7 Ocak 2016 Perşembe

"Kedicikler"i hem ahlaksız bulur, hem de en çok severiz!


Hem ahlakçıyız, hem çıplaklığa karşıyız, bu konuda TV'deki programlarla ilgli şikayette bulunuruz ama şikayet ettiğimiz ahlaksızlığı(!) severiz de... O zaman insan sormadan edemiyor; insan zararlı ve ahlaksız olan bir şeyi sever mi? Öyleyse ya ahlaksızlığımızı kabul edip ahlaksız bulduğumuz şeylerden uzak duracağız, ya da hayata daha doğal, daha gerçekçi bakıp ahlak anlayışımızı gözden geçireceğiz. Bir kere şu konuda anlaşalım.

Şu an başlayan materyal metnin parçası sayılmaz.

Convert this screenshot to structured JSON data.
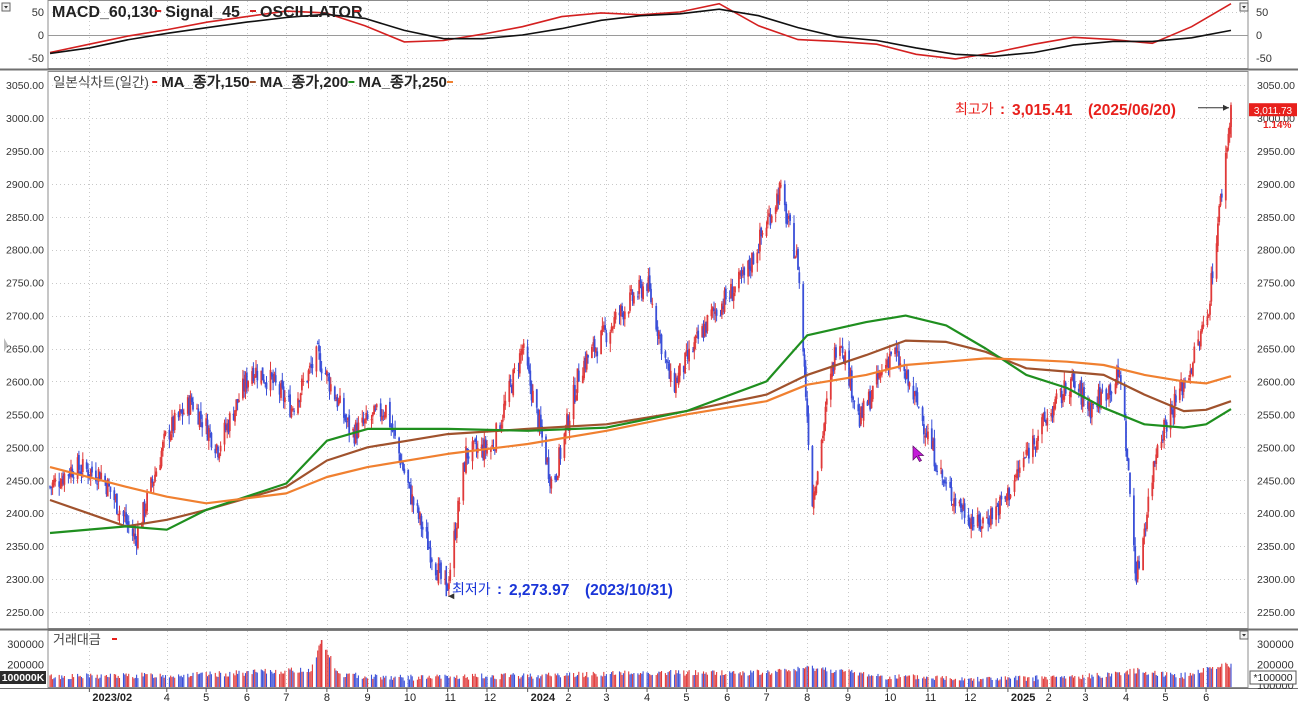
{
  "chart_data": [
    {
      "type": "line",
      "panel": "macd",
      "legend": [
        {
          "text": "MACD_60,130",
          "color": "#d42020"
        },
        {
          "text": "Signal_45",
          "color": "#d42020"
        },
        {
          "text": "OSCILLATOR",
          "color": "#d42020"
        }
      ],
      "ylim": [
        -60,
        60
      ],
      "ticks": [
        50,
        0,
        -50
      ],
      "tick_labels": [
        "50",
        "0",
        "-50"
      ],
      "series": [
        {
          "name": "MACD_60,130",
          "color": "#d42020",
          "x": [
            0,
            20,
            40,
            60,
            80,
            100,
            120,
            140,
            160,
            180,
            200,
            220,
            240,
            260,
            280,
            300,
            320,
            340,
            360,
            380,
            400,
            420,
            440,
            460,
            480,
            500,
            520,
            540,
            560,
            580,
            600
          ],
          "values": [
            -38,
            -20,
            -2,
            12,
            28,
            40,
            52,
            48,
            20,
            -15,
            -12,
            2,
            18,
            40,
            48,
            44,
            50,
            68,
            20,
            -10,
            -14,
            -20,
            -42,
            -52,
            -38,
            -20,
            -5,
            -10,
            -18,
            18,
            68
          ]
        },
        {
          "name": "Signal_45",
          "color": "#111111",
          "x": [
            0,
            20,
            40,
            60,
            80,
            100,
            120,
            140,
            160,
            180,
            200,
            220,
            240,
            260,
            280,
            300,
            320,
            340,
            360,
            380,
            400,
            420,
            440,
            460,
            480,
            500,
            520,
            540,
            560,
            580,
            600
          ],
          "values": [
            -40,
            -28,
            -10,
            4,
            16,
            28,
            38,
            45,
            36,
            10,
            -8,
            -8,
            0,
            14,
            32,
            42,
            46,
            56,
            42,
            16,
            -4,
            -12,
            -28,
            -42,
            -46,
            -38,
            -22,
            -14,
            -14,
            -6,
            10
          ]
        }
      ]
    },
    {
      "type": "candlestick",
      "panel": "price",
      "title": "일본식차트(일간)",
      "legend": [
        {
          "text": "MA_종가,150",
          "color": "#a0522d"
        },
        {
          "text": "MA_종가,200",
          "color": "#1f8f1f"
        },
        {
          "text": "MA_종가,250",
          "color": "#f08030"
        }
      ],
      "ylim": [
        2225,
        3060
      ],
      "ticks": [
        3050,
        3000,
        2950,
        2900,
        2850,
        2800,
        2750,
        2700,
        2650,
        2600,
        2550,
        2500,
        2450,
        2400,
        2350,
        2300,
        2250
      ],
      "tick_labels": [
        "3050.00",
        "3000.00",
        "2950.00",
        "2900.00",
        "2850.00",
        "2800.00",
        "2750.00",
        "2700.00",
        "2650.00",
        "2600.00",
        "2550.00",
        "2500.00",
        "2450.00",
        "2400.00",
        "2350.00",
        "2300.00",
        "2250.00"
      ],
      "x_dates": [
        "2023-01-02",
        "2025-06-20"
      ],
      "price_path": {
        "dates": [
          "2023-01-02",
          "2023-01-20",
          "2023-02-10",
          "2023-03-08",
          "2023-04-01",
          "2023-04-20",
          "2023-05-10",
          "2023-06-05",
          "2023-06-20",
          "2023-07-05",
          "2023-07-25",
          "2023-08-20",
          "2023-09-15",
          "2023-10-05",
          "2023-10-31",
          "2023-11-15",
          "2023-12-05",
          "2023-12-28",
          "2024-01-20",
          "2024-02-10",
          "2024-03-10",
          "2024-04-01",
          "2024-04-20",
          "2024-05-20",
          "2024-06-15",
          "2024-07-11",
          "2024-07-25",
          "2024-08-05",
          "2024-08-25",
          "2024-09-10",
          "2024-10-05",
          "2024-10-25",
          "2024-11-14",
          "2024-12-09",
          "2024-12-30",
          "2025-01-20",
          "2025-02-18",
          "2025-03-05",
          "2025-03-28",
          "2025-04-09",
          "2025-04-25",
          "2025-05-20",
          "2025-06-02",
          "2025-06-20"
        ],
        "closes": [
          2440,
          2470,
          2460,
          2360,
          2520,
          2570,
          2500,
          2620,
          2600,
          2560,
          2640,
          2520,
          2560,
          2420,
          2277,
          2490,
          2500,
          2650,
          2440,
          2620,
          2700,
          2750,
          2590,
          2700,
          2760,
          2890,
          2780,
          2420,
          2680,
          2540,
          2650,
          2560,
          2440,
          2380,
          2420,
          2510,
          2600,
          2560,
          2610,
          2300,
          2510,
          2620,
          2700,
          3012
        ]
      },
      "ma": {
        "dates": [
          "2023-01-02",
          "2023-03-01",
          "2023-04-01",
          "2023-05-01",
          "2023-07-01",
          "2023-08-01",
          "2023-09-01",
          "2023-11-01",
          "2024-01-01",
          "2024-03-01",
          "2024-05-01",
          "2024-07-01",
          "2024-08-01",
          "2024-09-15",
          "2024-10-15",
          "2024-11-15",
          "2024-12-15",
          "2025-01-15",
          "2025-02-15",
          "2025-03-15",
          "2025-04-15",
          "2025-05-15",
          "2025-06-01",
          "2025-06-20"
        ],
        "ma150": [
          2420,
          2380,
          2390,
          2405,
          2440,
          2480,
          2500,
          2520,
          2528,
          2535,
          2555,
          2580,
          2610,
          2640,
          2662,
          2660,
          2645,
          2620,
          2615,
          2610,
          2580,
          2555,
          2557,
          2570
        ],
        "ma200": [
          2370,
          2380,
          2375,
          2405,
          2445,
          2510,
          2528,
          2528,
          2525,
          2530,
          2555,
          2600,
          2670,
          2690,
          2700,
          2685,
          2650,
          2610,
          2590,
          2560,
          2535,
          2530,
          2535,
          2558
        ],
        "ma250": [
          2470,
          2440,
          2425,
          2415,
          2430,
          2455,
          2470,
          2490,
          2505,
          2525,
          2550,
          2570,
          2595,
          2610,
          2625,
          2630,
          2635,
          2633,
          2630,
          2625,
          2610,
          2600,
          2597,
          2608
        ]
      },
      "annotations": [
        {
          "label": "최고가",
          "value": "3,015.41",
          "date": "(2025/06/20)",
          "color": "#e8201c"
        },
        {
          "label": "최저가",
          "value": "2,273.97",
          "date": "(2023/10/31)",
          "color": "#1a35d8"
        }
      ],
      "last_price": {
        "price": "3,011.73",
        "change": "1.14%"
      }
    },
    {
      "type": "bar",
      "panel": "volume",
      "title": "거래대금",
      "ylim": [
        90000,
        340000
      ],
      "ticks": [
        300000,
        200000,
        100000
      ],
      "tick_labels": [
        "300000",
        "200000",
        "100000"
      ],
      "unit": "*100000",
      "bottom_label": "100000K",
      "x_dates": [
        "2023-01-02",
        "2025-06-20"
      ],
      "volume_path": {
        "dates": [
          "2023-01-02",
          "2023-03-01",
          "2023-05-01",
          "2023-07-20",
          "2023-07-28",
          "2023-08-10",
          "2023-10-01",
          "2024-01-01",
          "2024-04-01",
          "2024-07-01",
          "2024-08-05",
          "2024-10-01",
          "2025-01-01",
          "2025-03-01",
          "2025-04-09",
          "2025-05-15",
          "2025-06-10"
        ],
        "values": [
          140000,
          145000,
          150000,
          175000,
          320000,
          150000,
          135000,
          145000,
          160000,
          160000,
          185000,
          140000,
          130000,
          140000,
          170000,
          145000,
          195000
        ]
      }
    }
  ],
  "x_axis": {
    "ticks": [
      {
        "label": "2023/02",
        "date": "2023-02-01"
      },
      {
        "label": "4",
        "date": "2023-04-01"
      },
      {
        "label": "5",
        "date": "2023-05-01"
      },
      {
        "label": "6",
        "date": "2023-06-01"
      },
      {
        "label": "7",
        "date": "2023-07-01"
      },
      {
        "label": "8",
        "date": "2023-08-01"
      },
      {
        "label": "9",
        "date": "2023-09-01"
      },
      {
        "label": "10",
        "date": "2023-10-01"
      },
      {
        "label": "11",
        "date": "2023-11-01"
      },
      {
        "label": "12",
        "date": "2023-12-01"
      },
      {
        "label": "2024",
        "date": "2024-01-01"
      },
      {
        "label": "2",
        "date": "2024-02-01"
      },
      {
        "label": "3",
        "date": "2024-03-01"
      },
      {
        "label": "4",
        "date": "2024-04-01"
      },
      {
        "label": "5",
        "date": "2024-05-01"
      },
      {
        "label": "6",
        "date": "2024-06-01"
      },
      {
        "label": "7",
        "date": "2024-07-01"
      },
      {
        "label": "8",
        "date": "2024-08-01"
      },
      {
        "label": "9",
        "date": "2024-09-01"
      },
      {
        "label": "10",
        "date": "2024-10-01"
      },
      {
        "label": "11",
        "date": "2024-11-01"
      },
      {
        "label": "12",
        "date": "2024-12-01"
      },
      {
        "label": "2025",
        "date": "2025-01-01"
      },
      {
        "label": "2",
        "date": "2025-02-01"
      },
      {
        "label": "3",
        "date": "2025-03-01"
      },
      {
        "label": "4",
        "date": "2025-04-01"
      },
      {
        "label": "5",
        "date": "2025-05-01"
      },
      {
        "label": "6",
        "date": "2025-06-01"
      }
    ]
  },
  "colors": {
    "up": "#e03a3a",
    "down": "#3a4fd8",
    "grid": "#c8c8c8",
    "separator": "#9a9a9a"
  }
}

Çıplaklık ahlaksızlık diye bir şey olamaz; çünkü o insanın bedenidir. Cinsellik ahlaksızlık diye bir şey olamaz; o da canlının temel bir ihtiyacıdır. Yapılan bir şey de doğru ise doğrudur, yanlış ise yanlıştır. Geleneksel yapıya uygunluğu belirleyemez bir şeyin ahlaklı veya ahlaksız olduğunu. O gelenek, örf-adet dediğmiz şey de "erkek egemen yapı"nın kültürel bir uzantısı değil mi insanlar üzerinde çıkarına uygun şekilde uyguladığı, hatta baskı kurduğu. İnsan bedeni ve cinselliği üzerinden üretilen ahlak anlayışı, erkek cinsiyetinin cinsiyetçi tasarrufundan başka bir şey değildir. Çünkü beden ve cinsellik özgürleşse, heteroseksizmin gücü % 100 etkisini kaybedecek. Ahlakçı manevi dayanaklar bile sadece heteroseksizmi ayakta tutabilmek adına birer bahane. Yoksa gerçekten ahlaksızlık başlığı altında insanlara tehdit olarak kullanılan çıplaklığın, cinselliğin özgürce kullanımının kime ne zararı olabilir ki; daha kullanılmamasının zararı olur. İnsanlar cinselliğini yaşayamayınca bu konuda saldırganlaşıyor veya gayri meşru yollardan ihtiyaçlarını gidermek zorunda kalıyor. Gidermese saldırganlaşıyor, giderse ahlaksız ilan ediliyor. İnsanoğlunun kendi kendine işkencesinden başka bir şey değil cinsel tutsaklık. Adnan Oktar'ın Kedicikleri TV'de en çok beğenilenlermiş de... Hani rahatsızdı herkes dekolte arzediyor diye... Pardon bu konuda ikiyüzlü müyüz ne..?! Unutmayın ki barışı özgürlük getirecektir.